FotoPlus #51 – Julho 2020
Abrigo, publicação mais recente do fotógrafo pela Editora Origem, associada a Rios.Greco, é antes um pretexto para retomar aqui o conjunto de livros editados por Greco nos últimos dez anos. Todos estão disponíveis para uma primeira visita através de registros em vídeo no site: marcelogreco.com.
Há algo de circular nos livros de Greco, ação que cria um encadeamento hipnótico. Para mim, por muito tempo, não era possível deixar de associar à obra um fluxo de imagens da cidade, noturnas, esquivas, que se tornavam como uma marca autoral. Mas, à frente de temas ou estratégias mais evidentes, outros traços parecem enredar-se em nós ao folhear estas obras. Um, que para muitos poderia representar aspecto menor, surge como agente de sutil sedução. Aqui e ali, algumas imagens se repetem como gatilhos ao longo das edições. Em geral, encontros visuais, como fantasmas noturnos (a ladeira no Sumaré, talvez), como imagem em relance. O furtivo, ou algo de furtivo, surge nessas cenas noturnas (ou ilusivamente noturnas). Veja em A sombra da dúvida, de 2016, imagens recorrentes, traçando seus fios entre as obras. Por vezes com força; outras, de modo sutil.

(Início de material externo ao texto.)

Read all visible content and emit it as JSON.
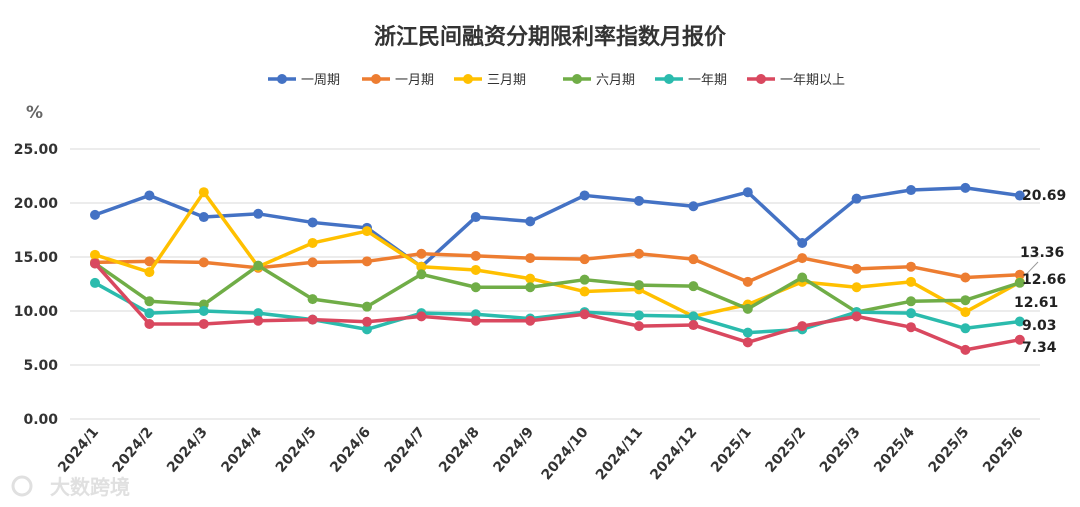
{
  "chart_data": {
    "type": "line",
    "title": "浙江民间融资分期限利率指数月报价",
    "ylabel": "%",
    "ylim": [
      0,
      25
    ],
    "yticks": [
      "0.00",
      "5.00",
      "10.00",
      "15.00",
      "20.00",
      "25.00"
    ],
    "grid": true,
    "legend_position": "top",
    "categories": [
      "2024/1",
      "2024/2",
      "2024/3",
      "2024/4",
      "2024/5",
      "2024/6",
      "2024/7",
      "2024/8",
      "2024/9",
      "2024/10",
      "2024/11",
      "2024/12",
      "2025/1",
      "2025/2",
      "2025/3",
      "2025/4",
      "2025/5",
      "2025/6"
    ],
    "series": [
      {
        "name": "一周期",
        "color": "#4472C4",
        "end_label": "20.69",
        "values": [
          18.9,
          20.7,
          18.7,
          19.0,
          18.2,
          17.7,
          14.1,
          18.7,
          18.3,
          20.7,
          20.2,
          19.7,
          21.0,
          16.3,
          20.4,
          21.2,
          21.4,
          20.69
        ]
      },
      {
        "name": "一月期",
        "color": "#ED7D31",
        "end_label": "13.36",
        "values": [
          14.5,
          14.6,
          14.5,
          14.0,
          14.5,
          14.6,
          15.3,
          15.1,
          14.9,
          14.8,
          15.3,
          14.8,
          12.7,
          14.9,
          13.9,
          14.1,
          13.1,
          13.36
        ]
      },
      {
        "name": "三月期",
        "color": "#FFC000",
        "end_label": "12.66",
        "values": [
          15.2,
          13.6,
          21.0,
          14.1,
          16.3,
          17.4,
          14.1,
          13.8,
          13.0,
          11.8,
          12.0,
          9.5,
          10.6,
          12.7,
          12.2,
          12.7,
          9.9,
          12.66
        ]
      },
      {
        "name": "六月期",
        "color": "#70AD47",
        "end_label": "12.61",
        "values": [
          14.4,
          10.9,
          10.6,
          14.2,
          11.1,
          10.4,
          13.4,
          12.2,
          12.2,
          12.9,
          12.4,
          12.3,
          10.2,
          13.1,
          9.9,
          10.9,
          11.0,
          12.61
        ]
      },
      {
        "name": "一年期",
        "color": "#2BBBAD",
        "end_label": "9.03",
        "values": [
          12.6,
          9.8,
          10.0,
          9.8,
          9.2,
          8.3,
          9.8,
          9.7,
          9.3,
          9.9,
          9.6,
          9.5,
          8.0,
          8.3,
          9.9,
          9.8,
          8.4,
          9.03
        ]
      },
      {
        "name": "一年期以上",
        "color": "#D9485F",
        "end_label": "7.34",
        "values": [
          14.4,
          8.8,
          8.8,
          9.1,
          9.2,
          9.0,
          9.5,
          9.1,
          9.1,
          9.7,
          8.6,
          8.7,
          7.1,
          8.6,
          9.5,
          8.5,
          6.4,
          7.34
        ]
      }
    ]
  },
  "watermark": "大数跨境"
}
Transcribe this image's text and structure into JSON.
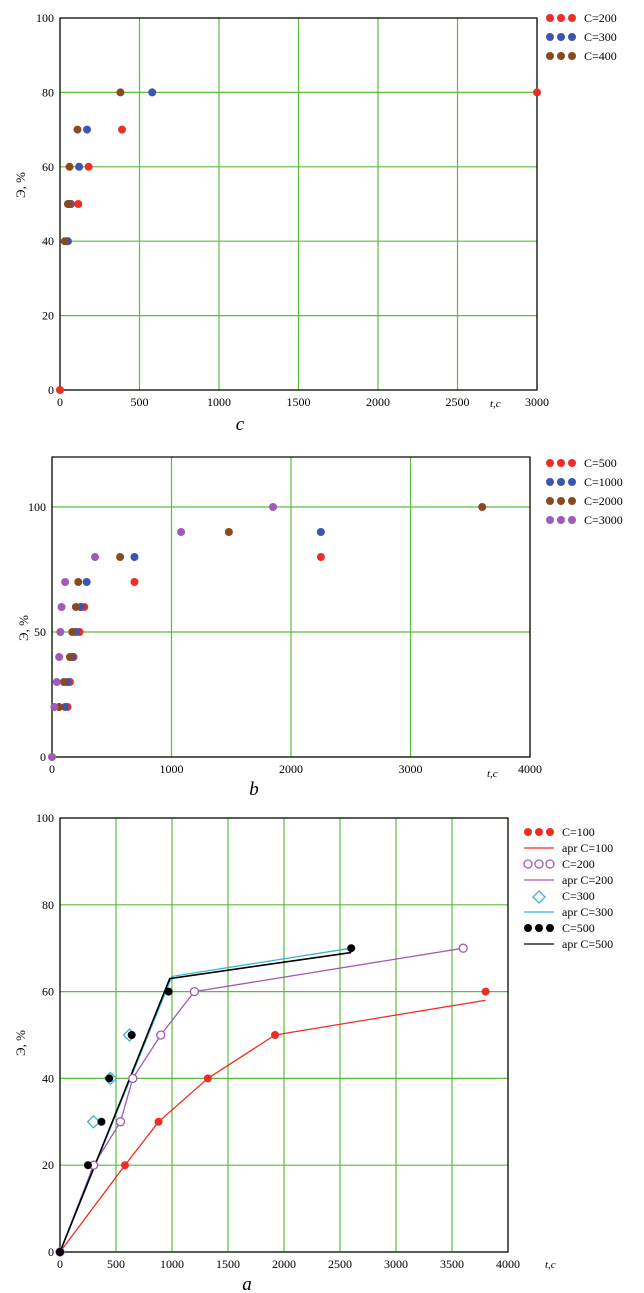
{
  "chart_data": [
    {
      "type": "scatter",
      "caption": "c",
      "ylabel": "Э, %",
      "xunit": "t,c",
      "xlim": [
        0,
        3000
      ],
      "ylim": [
        0,
        100
      ],
      "xticks": [
        "0",
        "500",
        "1000",
        "1500",
        "2000",
        "2500",
        "3000"
      ],
      "yticks": [
        "0",
        "20",
        "40",
        "60",
        "80",
        "100"
      ],
      "grid": true,
      "legend_position": "top-right",
      "series": [
        {
          "name": "C=200",
          "color": "#ee2e24",
          "marker": "filled-circle",
          "points": [
            [
              0,
              0
            ],
            [
              40,
              40
            ],
            [
              70,
              50
            ],
            [
              115,
              50
            ],
            [
              180,
              60
            ],
            [
              390,
              70
            ],
            [
              3000,
              80
            ]
          ]
        },
        {
          "name": "C=300",
          "color": "#3a56b0",
          "marker": "filled-circle",
          "points": [
            [
              50,
              40
            ],
            [
              60,
              50
            ],
            [
              120,
              60
            ],
            [
              170,
              70
            ],
            [
              580,
              80
            ]
          ]
        },
        {
          "name": "C=400",
          "color": "#8b4a1e",
          "marker": "filled-circle",
          "points": [
            [
              30,
              40
            ],
            [
              50,
              50
            ],
            [
              60,
              60
            ],
            [
              110,
              70
            ],
            [
              380,
              80
            ]
          ]
        }
      ]
    },
    {
      "type": "scatter",
      "caption": "b",
      "ylabel": "Э, %",
      "xunit": "t,c",
      "xlim": [
        0,
        4000
      ],
      "ylim": [
        0,
        120
      ],
      "xticks": [
        "0",
        "1000",
        "2000",
        "3000",
        "4000"
      ],
      "yticks": [
        "0",
        "50",
        "100"
      ],
      "grid": true,
      "legend_position": "top-right",
      "series": [
        {
          "name": "C=500",
          "color": "#ee2e24",
          "marker": "filled-circle",
          "points": [
            [
              130,
              20
            ],
            [
              150,
              30
            ],
            [
              180,
              40
            ],
            [
              230,
              50
            ],
            [
              270,
              60
            ],
            [
              690,
              70
            ],
            [
              2250,
              80
            ]
          ]
        },
        {
          "name": "C=1000",
          "color": "#3a56b0",
          "marker": "filled-circle",
          "points": [
            [
              110,
              20
            ],
            [
              130,
              30
            ],
            [
              170,
              40
            ],
            [
              200,
              50
            ],
            [
              240,
              60
            ],
            [
              290,
              70
            ],
            [
              690,
              80
            ],
            [
              2250,
              90
            ]
          ]
        },
        {
          "name": "C=2000",
          "color": "#8b4a1e",
          "marker": "filled-circle",
          "points": [
            [
              60,
              20
            ],
            [
              100,
              30
            ],
            [
              150,
              40
            ],
            [
              170,
              50
            ],
            [
              200,
              60
            ],
            [
              220,
              70
            ],
            [
              570,
              80
            ],
            [
              1480,
              90
            ],
            [
              3600,
              100
            ]
          ]
        },
        {
          "name": "C=3000",
          "color": "#a05ab8",
          "marker": "filled-circle",
          "points": [
            [
              0,
              0
            ],
            [
              20,
              20
            ],
            [
              40,
              30
            ],
            [
              60,
              40
            ],
            [
              70,
              50
            ],
            [
              80,
              60
            ],
            [
              110,
              70
            ],
            [
              360,
              80
            ],
            [
              1080,
              90
            ],
            [
              1850,
              100
            ]
          ]
        }
      ]
    },
    {
      "type": "line",
      "caption": "a",
      "ylabel": "Э, %",
      "xunit": "t,c",
      "xlim": [
        0,
        4000
      ],
      "ylim": [
        0,
        100
      ],
      "xticks": [
        "0",
        "500",
        "1000",
        "1500",
        "2000",
        "2500",
        "3000",
        "3500",
        "4000"
      ],
      "yticks": [
        "0",
        "20",
        "40",
        "60",
        "80",
        "100"
      ],
      "grid": true,
      "legend_position": "right",
      "series": [
        {
          "name": "C=100",
          "kind": "points",
          "color": "#ee2e24",
          "marker": "filled-circle",
          "points": [
            [
              0,
              0
            ],
            [
              580,
              20
            ],
            [
              880,
              30
            ],
            [
              1320,
              40
            ],
            [
              1920,
              50
            ],
            [
              3800,
              60
            ]
          ]
        },
        {
          "name": "apr C=100",
          "kind": "line",
          "color": "#ee2e24",
          "points": [
            [
              0,
              0
            ],
            [
              580,
              20
            ],
            [
              880,
              30
            ],
            [
              1320,
              40
            ],
            [
              1920,
              50
            ],
            [
              3800,
              58
            ]
          ]
        },
        {
          "name": "C=200",
          "kind": "points",
          "color": "#a05ab8",
          "marker": "open-circle",
          "points": [
            [
              0,
              0
            ],
            [
              300,
              20
            ],
            [
              540,
              30
            ],
            [
              650,
              40
            ],
            [
              900,
              50
            ],
            [
              1200,
              60
            ],
            [
              3600,
              70
            ]
          ]
        },
        {
          "name": "apr C=200",
          "kind": "line",
          "color": "#a05ab8",
          "points": [
            [
              0,
              0
            ],
            [
              300,
              20
            ],
            [
              540,
              30
            ],
            [
              650,
              40
            ],
            [
              900,
              50
            ],
            [
              1200,
              60
            ],
            [
              3600,
              70
            ]
          ]
        },
        {
          "name": "C=300",
          "kind": "points",
          "color": "#3ab5d0",
          "marker": "open-diamond",
          "points": [
            [
              300,
              30
            ],
            [
              450,
              40
            ],
            [
              620,
              50
            ]
          ]
        },
        {
          "name": "apr C=300",
          "kind": "line",
          "color": "#3ab5d0",
          "points": [
            [
              0,
              0
            ],
            [
              1000,
              63.5
            ],
            [
              2600,
              70
            ]
          ]
        },
        {
          "name": "C=500",
          "kind": "points",
          "color": "#000000",
          "marker": "filled-circle",
          "points": [
            [
              0,
              0
            ],
            [
              250,
              20
            ],
            [
              370,
              30
            ],
            [
              440,
              40
            ],
            [
              640,
              50
            ],
            [
              970,
              60
            ],
            [
              2600,
              70
            ]
          ]
        },
        {
          "name": "apr C=500",
          "kind": "line",
          "color": "#000000",
          "points": [
            [
              0,
              0
            ],
            [
              980,
              63
            ],
            [
              2600,
              69
            ]
          ]
        }
      ]
    }
  ]
}
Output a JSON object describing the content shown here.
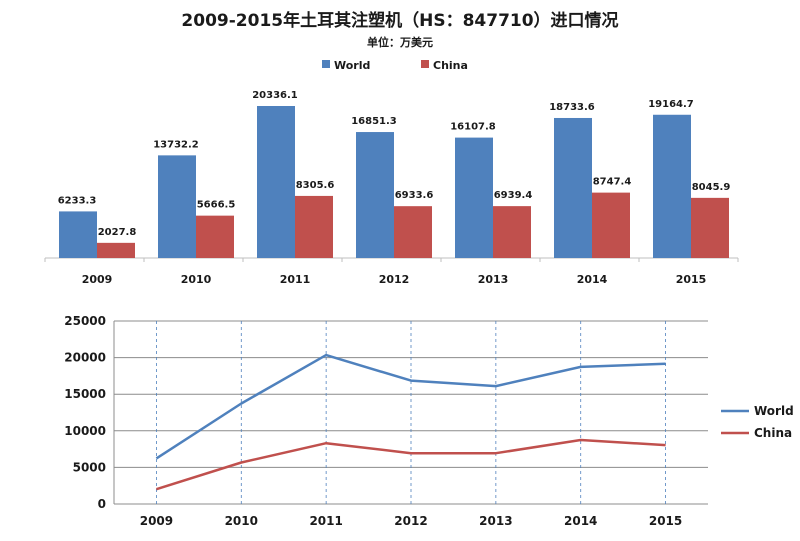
{
  "title": "2009-2015年土耳其注塑机（HS：847710）进口情况",
  "subtitle": "单位：万美元",
  "colors": {
    "world": "#4F81BD",
    "china": "#C0504D"
  },
  "chart_data": [
    {
      "type": "bar",
      "categories": [
        "2009",
        "2010",
        "2011",
        "2012",
        "2013",
        "2014",
        "2015"
      ],
      "series": [
        {
          "name": "World",
          "values": [
            6233.3,
            13732.2,
            20336.1,
            16851.3,
            16107.8,
            18733.6,
            19164.7
          ]
        },
        {
          "name": "China",
          "values": [
            2027.8,
            5666.5,
            8305.6,
            6933.6,
            6939.4,
            8747.4,
            8045.9
          ]
        }
      ],
      "value_labels": {
        "World": [
          "6233.3",
          "13732.2",
          "20336.1",
          "16851.3",
          "16107.8",
          "18733.6",
          "19164.7"
        ],
        "China": [
          "2027.8",
          "5666.5",
          "8305.6",
          "6933.6",
          "6939.4",
          "8747.4",
          "8045.9"
        ]
      },
      "legend": "top-center",
      "grid": false
    },
    {
      "type": "line",
      "categories": [
        "2009",
        "2010",
        "2011",
        "2012",
        "2013",
        "2014",
        "2015"
      ],
      "series": [
        {
          "name": "World",
          "values": [
            6233.3,
            13732.2,
            20336.1,
            16851.3,
            16107.8,
            18733.6,
            19164.7
          ]
        },
        {
          "name": "China",
          "values": [
            2027.8,
            5666.5,
            8305.6,
            6933.6,
            6939.4,
            8747.4,
            8045.9
          ]
        }
      ],
      "yticks": [
        "0",
        "5000",
        "10000",
        "15000",
        "20000",
        "25000"
      ],
      "ylim": [
        0,
        25000
      ],
      "legend": "right",
      "grid": true
    }
  ]
}
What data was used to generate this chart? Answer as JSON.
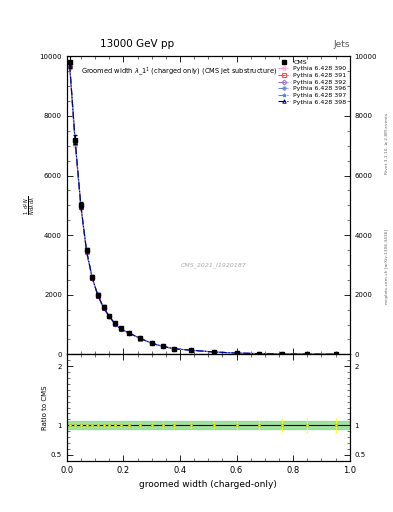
{
  "title_top": "13000 GeV pp",
  "title_right": "Jets",
  "plot_title": "Groomed width λ_1¹  (charged only) (CMS jet substructure)",
  "xlabel": "groomed width (charged-only)",
  "ratio_ylabel": "Ratio to CMS",
  "watermark": "CMS_2021_I1920187",
  "right_label_top": "Rivet 3.1.10, ≥ 2.8M events",
  "right_label_bot": "mcplots.cern.ch [arXiv:1306.3436]",
  "x_bins": [
    0.0,
    0.02,
    0.04,
    0.06,
    0.08,
    0.1,
    0.12,
    0.14,
    0.16,
    0.18,
    0.2,
    0.24,
    0.28,
    0.32,
    0.36,
    0.4,
    0.48,
    0.56,
    0.64,
    0.72,
    0.8,
    0.9,
    1.0
  ],
  "cms_values": [
    9800,
    7200,
    5000,
    3500,
    2600,
    2000,
    1600,
    1300,
    1050,
    870,
    730,
    540,
    380,
    270,
    190,
    140,
    80,
    45,
    25,
    14,
    8,
    4
  ],
  "cms_errors": [
    200,
    150,
    100,
    80,
    60,
    50,
    40,
    35,
    30,
    25,
    22,
    18,
    14,
    10,
    8,
    6,
    4,
    3,
    2,
    1.5,
    1,
    0.5
  ],
  "pythia_390": [
    9600,
    7000,
    4900,
    3400,
    2550,
    1960,
    1560,
    1270,
    1020,
    850,
    710,
    530,
    370,
    265,
    185,
    138,
    78,
    43,
    24,
    13,
    7.5,
    3.8
  ],
  "pythia_391": [
    9700,
    7100,
    4950,
    3450,
    2560,
    1970,
    1565,
    1275,
    1025,
    855,
    715,
    532,
    372,
    266,
    186,
    139,
    79,
    43.5,
    24.2,
    13.2,
    7.6,
    3.9
  ],
  "pythia_392": [
    9750,
    7150,
    4970,
    3460,
    2565,
    1975,
    1568,
    1278,
    1028,
    857,
    717,
    534,
    374,
    267,
    187,
    139.5,
    79.5,
    44,
    24.5,
    13.5,
    7.7,
    3.9
  ],
  "pythia_396": [
    9650,
    7050,
    4920,
    3420,
    2555,
    1965,
    1562,
    1272,
    1022,
    852,
    712,
    531,
    371,
    265,
    185.5,
    138.5,
    78.5,
    43.2,
    24.1,
    13.1,
    7.55,
    3.85
  ],
  "pythia_397": [
    9680,
    7080,
    4940,
    3440,
    2558,
    1968,
    1564,
    1274,
    1024,
    854,
    714,
    532,
    372,
    266,
    186,
    139,
    79,
    43.5,
    24.3,
    13.3,
    7.65,
    3.88
  ],
  "pythia_398": [
    9720,
    7120,
    4960,
    3455,
    2562,
    1972,
    1566,
    1276,
    1026,
    856,
    716,
    533,
    373,
    266.5,
    186.5,
    139.2,
    79.2,
    43.8,
    24.4,
    13.4,
    7.68,
    3.92
  ],
  "colors": {
    "cms": "#000000",
    "p390": "#ff99cc",
    "p391": "#ff4444",
    "p392": "#9370db",
    "p396": "#6688cc",
    "p397": "#4488ff",
    "p398": "#000080"
  },
  "markers": {
    "cms": "s",
    "p390": "o",
    "p391": "s",
    "p392": "D",
    "p396": "P",
    "p397": "*",
    "p398": "^"
  },
  "ylim_main": [
    0,
    10000
  ],
  "ylim_ratio": [
    0.4,
    2.2
  ],
  "xlim": [
    0,
    1
  ],
  "yticks_main": [
    0,
    2000,
    4000,
    6000,
    8000,
    10000
  ],
  "ytick_labels_main": [
    "0",
    "2000",
    "4000",
    "6000",
    "8000",
    "10000"
  ],
  "yticks_ratio": [
    0.5,
    1.0,
    2.0
  ],
  "ytick_labels_ratio": [
    "0.5",
    "1",
    "2"
  ]
}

Outro aspecto que merece destaque é a construção visual recorrente nas imagens de Greco, que parece elaborar imagens em camadas. Às vezes, como sobreposições – em Abrigo, por exemplo, em chave onírica como o cavalo que surge sobreposto à paisagem. Aqui, talvez como estratégia de reflexo especular, ou então, em processo adicional, como sombras projetadas sobre muros, arbustos replicados, sobrepostos, ao final do livro. Em Brasília (Schoeler), lançado em 2011, o recurso de camadas fica mais evidente através das imagens da cidade, que surge mesclada, em fusão, com o vidro molhado da janela do ônibus que percorre as ruas. Nisso lembra também o uso regular do desfoque, distante contudo do recurso para destacar algum ponto da imagem, mas valorizando a superfície que se funde ao conjunto como massa visual.
Abrigo não deixa de fazer parte desse longo fluxo de imagens de cidades, esquivas, quase sempre em preto e branco. As imagens monocromáticas dominam o conjunto de livros, embora no ensaio Tempos misturados fique evidente que a cor não é um impeditivo para Greco, que chega a um resultado igualmente coerente e evoca mesmo o uso cromático de Luiz Braga, em sua Belém.
O título da obra é contraponto conceitual desejado pelo autor. Nesse aspecto, essa sedução, construída como refúgio, é algo novo que parece escapar ainda à obra. Imagens da série Helena, em si tema de livro homônimo de 2019, parecem distante ainda da potência construtiva das fotografias de um mundo exterior, talvez por estarem ainda muito próximas, como vivências em processo.
Abrigo, como outros livros de Greco, explora um formato de livro de imagens na chave do portfólio clássico, praticado a partir de meados do século passado. Em casos anteriores, surge de modo eficiente, como em Internal affair (2014) ou A sombra da dúvida (2016), ao qual Abrigo deve muito, como edição e seleção de imagens. Talvez, a ênfase dada ao espaço vazio, ao “branco” das páginas, fosse mais bem sucedida em uma edição em formato maior. Nesse aspecto, Abrigo tem algo de obra de passagem, que nos faz olhar para trás e descobrir o conjunto da produção, e ao mesmo tempo desejar o próximo.